Charlotte se recule sur ses talons, elle porte la main à sa nuque, là où les morsures d’araignée continuent à la démanger, JC d’un coup lui sourit, « Je vais te montrer ». Il passe un pull puis deux par-dessus sa tête, écarte d’un geste étonnamment féminin l’échancrure de son maillot de corps pour révéler le haut de son bras près de l’épaule, où le bandage a été retiré, Charlotte voit mal, la pluie lui dégouline dans le dos.
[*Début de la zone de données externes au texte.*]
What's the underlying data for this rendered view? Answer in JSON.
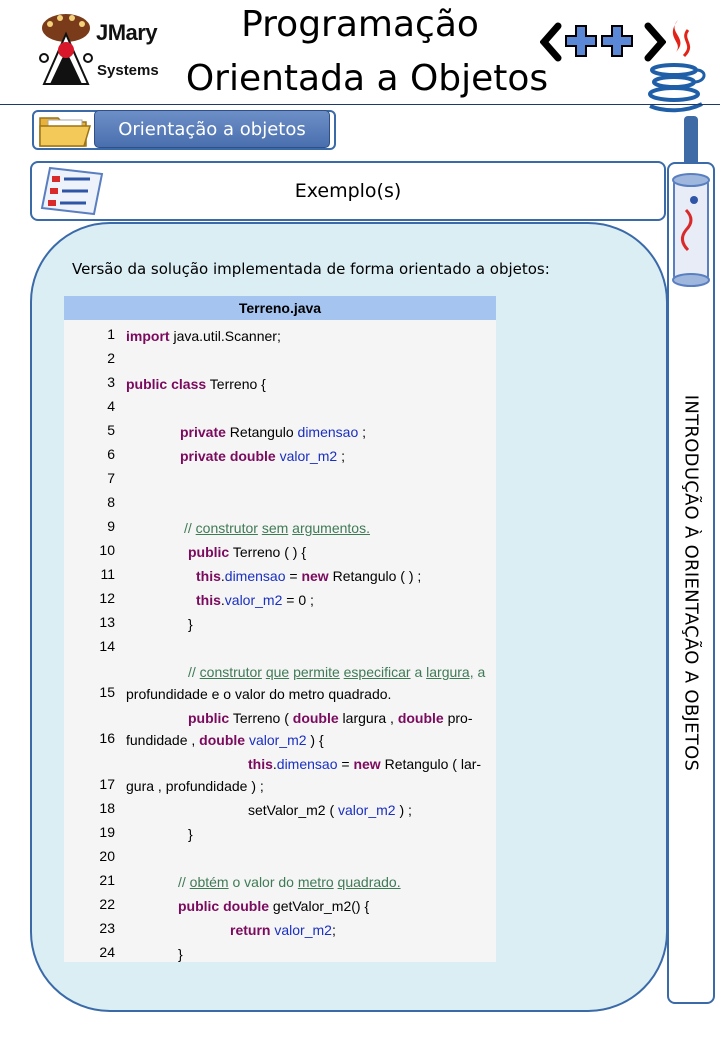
{
  "header": {
    "logo_line1": "JMary",
    "logo_line2": "Systems",
    "title_line1": "Programação",
    "title_line2": "Orientada a Objetos"
  },
  "topic": {
    "label": "Orientação a objetos"
  },
  "section": {
    "label": "Exemplo(s)"
  },
  "sidebar": {
    "label": "INTRODUÇÃO À ORIENTAÇÃO A OBJETOS"
  },
  "content": {
    "intro": "Versão da solução implementada de forma orientado a objetos:",
    "code_title": "Terreno.java",
    "lines": [
      {
        "n": "1",
        "text": "import java.util.Scanner;"
      },
      {
        "n": "2",
        "text": ""
      },
      {
        "n": "3",
        "text": "public class Terreno {"
      },
      {
        "n": "4",
        "text": ""
      },
      {
        "n": "5",
        "text": "private Retangulo dimensao ;"
      },
      {
        "n": "6",
        "text": "private double valor_m2 ;"
      },
      {
        "n": "7",
        "text": ""
      },
      {
        "n": "8",
        "text": ""
      },
      {
        "n": "9",
        "text": "// construtor sem argumentos."
      },
      {
        "n": "10",
        "text": "public Terreno ( ) {"
      },
      {
        "n": "11",
        "text": "this.dimensao = new Retangulo ( ) ;"
      },
      {
        "n": "12",
        "text": "this.valor_m2 = 0 ;"
      },
      {
        "n": "13",
        "text": "}"
      },
      {
        "n": "14",
        "text": ""
      },
      {
        "n": "15",
        "text": "// construtor que permite especificar a largura, a profundidade e o valor do metro quadrado."
      },
      {
        "n": "16",
        "text": "public Terreno ( double largura , double profundidade , double valor_m2 ) {"
      },
      {
        "n": "17",
        "text": "this.dimensao = new Retangulo ( largura , profundidade ) ;"
      },
      {
        "n": "18",
        "text": "setValor_m2 ( valor_m2 ) ;"
      },
      {
        "n": "19",
        "text": "}"
      },
      {
        "n": "20",
        "text": ""
      },
      {
        "n": "21",
        "text": "// obtém o valor do metro quadrado."
      },
      {
        "n": "22",
        "text": "public double getValor_m2() {"
      },
      {
        "n": "23",
        "text": "return valor_m2;"
      },
      {
        "n": "24",
        "text": "}"
      }
    ]
  },
  "colors": {
    "accent": "#3a6aa8",
    "panel_bg": "#dbeef4",
    "code_header_bg": "#a5c4ef",
    "keyword": "#7b0a5e",
    "field": "#1a2fc0",
    "comment": "#3f7a55"
  },
  "icons": [
    "duke-mascot-logo",
    "cpp-logo",
    "java-logo",
    "folder-icon",
    "checklist-icon",
    "scroll-icon"
  ]
}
Elle devine la crasse, et une boursouflure suintante, « JC, ça va s’infecter.
- Tu parles, c’est guéri ! Je vais faire une croûte et après j’aurai une peau de bébé, un petit bébé... Et je le bercerai comme si c’était ma fille. »
Il a fermé les yeux, il se serre dans ses propres bras et se balance doucement, Charlotte éternue et se relève. Elle a besoin de marcher, les genoux ankylosés. La pluie a cessé, les autobus soulèvent des gerbes près des trottoirs. Elle se sent attentive, d’habitude à cette heure de la journée elle dort. Un rayon de soleil fait briller les façades et les carrosseries. Elle cherche une flaque qu’elle pourrait photographier où se réfléchirait le ciel, une photo prise vers le bas, qui déparerait dans sa collection, impossible à rapprocher d’aucune autre.